His wife goes on to say in the interview that, “He still has point of view, but he’s not going to take a stand because there are people who love Jim who are atheists, and who love Jim and are of all faiths. The Christian ghetto is a hard one to get out of if I’m only preaching to the choir.” Yet, if you watch the episode, there is not one ounce of joy that he takes in his faith. Sure, as a family they may not be using artificial birth control and may go to church on Sunday, but that is certainly not all that makes up what it means to be a real catholic in the world.
Do not be afraid to go out on the streets and into public places, like the first Apostles who preached Christ and the Good News of salvation in the squares of cities, towns and villages. This is no time to be ashamed of the Gospel (Cfr. Rom 1,16 ). It is the time to preach it from the rooftops (Cfr. Matth 10,27 ). Do not be afraid to break out of comfortable and routine modes of living, in order to take up the challenge of making Christ known in the modern “metropolis”. It is you who must “go out into the byroads” ( Matth 22,9 ) and invite everyone you meet to the banquet which God has prepared for his people. The Gospel must not be kept hidden because of fear or indifference. It was never meant to be hidden away in private. It has to be put on a stand so that people may see its light and give praise to our heavenly Father. ~ Pope St. John Paul II to the youth of the 8th World Youth Day in Denver, CO
Now, before you get your Pope Francis scapulars in a knot, I want to clearly say that I am not judging the state of Mr. Gaffigan’s soul. I am simply speaking about what he has admitted to publically, and how that compares to the call he has received in Baptism; a call that all of the baptized have received. I think in many ways all of us who take this beautiful thing called Catholicism seriously, can relate to dealing with some degree of fear of ridicule from our friends and acquaintances when speaking the Gospel. The Feast of Pentecost which we celebrated this past Sunday is a great reminder of this fact. The Apostles, though pretty solid, had not yet been invigorated by the Holy Spirit to go out into the world and preach the Gospel as they were commanded. So, they huddled up in the Cenacle and kept praying until the Promise of Jesus was fulfilled in their midst. Once the Holy Spirit showed up, they burst through the doors of the Upper Room and declared the “works of God” to the world, first in Jerusalem and spreading across the globe (Acts 2).
We, as baptized and confirmed Christians have this same gift. The Holy Spirit has come to dwell in us through the Sacraments, and has given us the ability to come to know the Truth, to speak and to live it in the world. For Jim Gaffigan, and I think a lot of us, we fail to tap into this reality. Yet, it is our sacred duty, instilled in us through the Sacraments, to go out into the world and “make disciples of all nations.” We must speak the truth, no matter how much the world will hate us. In light of the recent feast the Church has just celebrated, let us take this gift of the Holy Spirit’s indwelling more seriously and ask ourselves, “Are we truly unashamed of the Gospel?”

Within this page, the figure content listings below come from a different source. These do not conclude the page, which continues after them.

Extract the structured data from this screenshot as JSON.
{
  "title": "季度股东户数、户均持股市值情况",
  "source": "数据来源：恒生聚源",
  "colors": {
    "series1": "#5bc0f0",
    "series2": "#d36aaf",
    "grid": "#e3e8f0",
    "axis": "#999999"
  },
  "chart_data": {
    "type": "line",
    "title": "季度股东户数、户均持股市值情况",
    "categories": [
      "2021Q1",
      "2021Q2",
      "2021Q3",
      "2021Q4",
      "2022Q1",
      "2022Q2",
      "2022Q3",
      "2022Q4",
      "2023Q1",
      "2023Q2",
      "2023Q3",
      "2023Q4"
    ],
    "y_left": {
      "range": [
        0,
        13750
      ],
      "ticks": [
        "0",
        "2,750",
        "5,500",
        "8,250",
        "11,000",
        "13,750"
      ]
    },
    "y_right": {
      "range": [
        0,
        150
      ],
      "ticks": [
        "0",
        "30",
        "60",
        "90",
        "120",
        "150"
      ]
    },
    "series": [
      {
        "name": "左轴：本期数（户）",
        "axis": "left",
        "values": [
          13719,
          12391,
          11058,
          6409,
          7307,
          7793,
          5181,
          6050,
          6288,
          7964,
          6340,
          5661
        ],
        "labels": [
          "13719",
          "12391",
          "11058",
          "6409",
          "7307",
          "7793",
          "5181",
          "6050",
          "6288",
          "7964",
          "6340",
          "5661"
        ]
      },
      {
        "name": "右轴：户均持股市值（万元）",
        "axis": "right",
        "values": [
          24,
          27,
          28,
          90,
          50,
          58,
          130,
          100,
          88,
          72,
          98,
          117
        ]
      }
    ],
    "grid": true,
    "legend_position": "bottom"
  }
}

In this secularized age, when many of our contemporaries think and act as if God did not exist or are attracted to irrational forms of religion, it is you, dear young people, who must show that faith is a personal decision which involves your whole life. Let the Gospel be the measure and guide of life’s decisions and plans! Then you will be missionaries in all that you do and say, and wherever you work and live you will be signs of God’s love, credible witnesses to the loving presence of Jesus Christ. Never forget: “No one lights a lamp and then puts it under a bushel” (Mt 5:15)!